About

I self-identified as AuDHD at 47. I am not formally diagnosed. I write from lived experience, not clinical authority.

For 47 years I built compensatory systems so sophisticated that nobody — including me — could see what was underneath. I am a developer by trade, which means I spent my career debugging complex systems. Turns out the most complex system I have ever encountered was my own brain.

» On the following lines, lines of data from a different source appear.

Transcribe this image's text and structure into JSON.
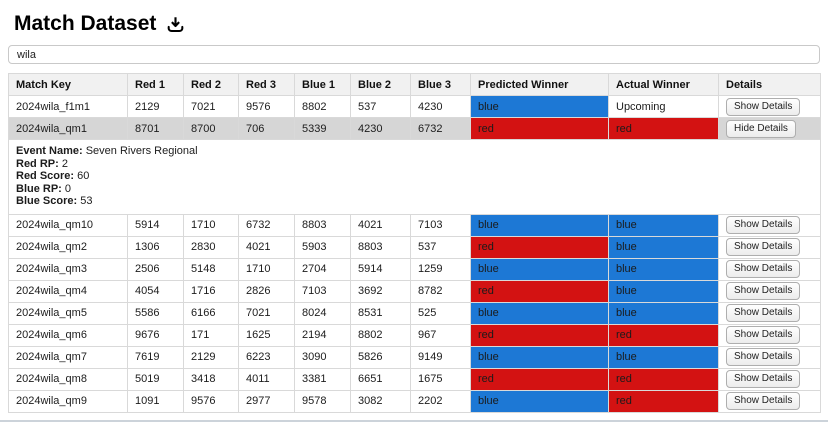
{
  "page": {
    "title": "Match Dataset"
  },
  "search": {
    "value": "wila"
  },
  "colors": {
    "blue": "#1d78d5",
    "red": "#d31212"
  },
  "table": {
    "headers": [
      "Match Key",
      "Red 1",
      "Red 2",
      "Red 3",
      "Blue 1",
      "Blue 2",
      "Blue 3",
      "Predicted Winner",
      "Actual Winner",
      "Details"
    ],
    "rows": [
      {
        "match_key": "2024wila_f1m1",
        "red1": "2129",
        "red2": "7021",
        "red3": "9576",
        "blue1": "8802",
        "blue2": "537",
        "blue3": "4230",
        "predicted": {
          "label": "blue",
          "color": "blue"
        },
        "actual": {
          "label": "Upcoming",
          "color": "none"
        },
        "details_button": "Show Details",
        "expanded": false
      },
      {
        "match_key": "2024wila_qm1",
        "red1": "8701",
        "red2": "8700",
        "red3": "706",
        "blue1": "5339",
        "blue2": "4230",
        "blue3": "6732",
        "predicted": {
          "label": "red",
          "color": "red"
        },
        "actual": {
          "label": "red",
          "color": "red"
        },
        "details_button": "Hide Details",
        "expanded": true,
        "details": {
          "fields": [
            {
              "label": "Event Name",
              "value": "Seven Rivers Regional"
            },
            {
              "label": "Red RP",
              "value": "2"
            },
            {
              "label": "Red Score",
              "value": "60"
            },
            {
              "label": "Blue RP",
              "value": "0"
            },
            {
              "label": "Blue Score",
              "value": "53"
            }
          ]
        }
      },
      {
        "match_key": "2024wila_qm10",
        "red1": "5914",
        "red2": "1710",
        "red3": "6732",
        "blue1": "8803",
        "blue2": "4021",
        "blue3": "7103",
        "predicted": {
          "label": "blue",
          "color": "blue"
        },
        "actual": {
          "label": "blue",
          "color": "blue"
        },
        "details_button": "Show Details",
        "expanded": false
      },
      {
        "match_key": "2024wila_qm2",
        "red1": "1306",
        "red2": "2830",
        "red3": "4021",
        "blue1": "5903",
        "blue2": "8803",
        "blue3": "537",
        "predicted": {
          "label": "red",
          "color": "red"
        },
        "actual": {
          "label": "blue",
          "color": "blue"
        },
        "details_button": "Show Details",
        "expanded": false
      },
      {
        "match_key": "2024wila_qm3",
        "red1": "2506",
        "red2": "5148",
        "red3": "1710",
        "blue1": "2704",
        "blue2": "5914",
        "blue3": "1259",
        "predicted": {
          "label": "blue",
          "color": "blue"
        },
        "actual": {
          "label": "blue",
          "color": "blue"
        },
        "details_button": "Show Details",
        "expanded": false
      },
      {
        "match_key": "2024wila_qm4",
        "red1": "4054",
        "red2": "1716",
        "red3": "2826",
        "blue1": "7103",
        "blue2": "3692",
        "blue3": "8782",
        "predicted": {
          "label": "red",
          "color": "red"
        },
        "actual": {
          "label": "blue",
          "color": "blue"
        },
        "details_button": "Show Details",
        "expanded": false
      },
      {
        "match_key": "2024wila_qm5",
        "red1": "5586",
        "red2": "6166",
        "red3": "7021",
        "blue1": "8024",
        "blue2": "8531",
        "blue3": "525",
        "predicted": {
          "label": "blue",
          "color": "blue"
        },
        "actual": {
          "label": "blue",
          "color": "blue"
        },
        "details_button": "Show Details",
        "expanded": false
      },
      {
        "match_key": "2024wila_qm6",
        "red1": "9676",
        "red2": "171",
        "red3": "1625",
        "blue1": "2194",
        "blue2": "8802",
        "blue3": "967",
        "predicted": {
          "label": "red",
          "color": "red"
        },
        "actual": {
          "label": "red",
          "color": "red"
        },
        "details_button": "Show Details",
        "expanded": false
      },
      {
        "match_key": "2024wila_qm7",
        "red1": "7619",
        "red2": "2129",
        "red3": "6223",
        "blue1": "3090",
        "blue2": "5826",
        "blue3": "9149",
        "predicted": {
          "label": "blue",
          "color": "blue"
        },
        "actual": {
          "label": "blue",
          "color": "blue"
        },
        "details_button": "Show Details",
        "expanded": false
      },
      {
        "match_key": "2024wila_qm8",
        "red1": "5019",
        "red2": "3418",
        "red3": "4011",
        "blue1": "3381",
        "blue2": "6651",
        "blue3": "1675",
        "predicted": {
          "label": "red",
          "color": "red"
        },
        "actual": {
          "label": "red",
          "color": "red"
        },
        "details_button": "Show Details",
        "expanded": false
      },
      {
        "match_key": "2024wila_qm9",
        "red1": "1091",
        "red2": "9576",
        "red3": "2977",
        "blue1": "9578",
        "blue2": "3082",
        "blue3": "2202",
        "predicted": {
          "label": "blue",
          "color": "blue"
        },
        "actual": {
          "label": "red",
          "color": "red"
        },
        "details_button": "Show Details",
        "expanded": false
      }
    ]
  }
}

I write this blog for women (and people socialized as women) who were diagnosed or self-identified late. Who built elaborate coping mechanisms that worked until they didn't. Who are navigating the 40s — perimenopause, accumulated burnout, the unraveling of the mask.

What this space is

A field guide written by someone inside the experience, for people inside the experience. Two formats:

• Field Guides — practical, scannable, here's-what-to-try
• Dispatches — personal, raw, here's-what-it-felt-like

What this space is not

Not a medical resource. Not an awareness campaign. Not inspirational content. I do not have answers — I have experiences, experiments, and the honesty to say when they stop working.

On self-identification

The average age of autism diagnosis in women is decades later than in men. Many women never receive formal diagnosis due to cost ($2,000–5,000 for evaluations), provider ignorance about female presentation, and diagnostic criteria designed by observing young boys. Self-identification through extensive research and lived experience is valid. I state this once, plainly, without apology.